The water clings to the contour of the spoon, changing direction of the water as it creates a boundary layer with the spoon. The air under the car does exactly the same. You can change angle in which the rounded bottom is presented in the flow of water and if it gets too steep, the water can't cling to the surface of the spoon and the water goes all crappy and broken up, that's exactly the same as air separation which is bad on cars.
Ideally the air on the underside needs to flow into the air from the top of the car and meet nicely at the rear without creating a vacuum.
Transit van on the m5 doing 100 mph, the air flow from underneath, over the top, down the sides of the van will very rarely get anywhere near the rear van doors, you'll get a vortex behind the van and some air will spill into that void. But by n large that void is a vacuum which actually slows the vehicle and tries to pull the vehicle backwards so the air from the flow can fill that void. Not good.

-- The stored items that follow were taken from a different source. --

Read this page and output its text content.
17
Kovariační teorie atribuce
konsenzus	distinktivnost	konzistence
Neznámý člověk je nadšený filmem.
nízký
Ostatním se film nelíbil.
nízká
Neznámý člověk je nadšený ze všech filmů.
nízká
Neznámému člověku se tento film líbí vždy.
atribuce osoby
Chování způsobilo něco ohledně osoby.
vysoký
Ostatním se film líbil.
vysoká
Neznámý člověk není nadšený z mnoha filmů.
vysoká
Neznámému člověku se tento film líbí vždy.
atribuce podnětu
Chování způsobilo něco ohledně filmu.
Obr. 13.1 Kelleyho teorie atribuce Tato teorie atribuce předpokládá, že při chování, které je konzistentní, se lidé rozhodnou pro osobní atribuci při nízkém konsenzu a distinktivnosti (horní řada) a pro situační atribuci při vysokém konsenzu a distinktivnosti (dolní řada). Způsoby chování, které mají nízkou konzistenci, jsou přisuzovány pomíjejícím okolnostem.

Lastly, ( as I need to get up n go in the shed, insomnia ruined my night ) another misconception about diffusers........ The vertical strakes that you often see dangling from the diffuser is not to channel air and keep it in a straight line.
Imagine a diffuser with no strakes at all, one big channel of air from under the car flowing nicely out the back. Soon to be disrupted by the turbulent air that's coming around the rear wheels as it spills into the area of the diffuser. It's called tyre squiffing or something like that I can't remember the name, anyway, the turbulent air, enters the diffuser and disrupts your nice air flow and negates all your hard efforts in producing downforce.
Add in some verical strakes, say 2, so the diffuser now effectively has 3 chambers LH, centre and RH. At the bottom edge of each strake, you will get a vortex, it always occurs to the side of the strake but adjacent to the bottom edge. This vortex helps to prevent the turbulent air from the rear tyres entering the next chamber along, so the LH and RH chamber will have a partial disruption from the tyres, leaving clean flowing air in the centre chamber from the underside of the car to create the downforce at the transition from the flat floor to the diffuser.
Add more strakes ( with a trade off of more weight) and you'll have more chambers in the centre of the diffuser that are uninterrupted by turbulent air.
Put a 90 degree bend at the bottom of the strake like an L with the bend pointing from the centre outwards and you can move the vortex closer to the ground without reducing ground clearance which is even more beneficial.
Right I got pins n needles in my left arm from holding my iPad in bed. Getting up.
I'm not an expert on this, and sorry for "ladybird booking" what I've learnt so far.
Just hope all these theories I've learnt work, I really don't want to upset the classic lines of the Rotus by putting a spoiler over the boot.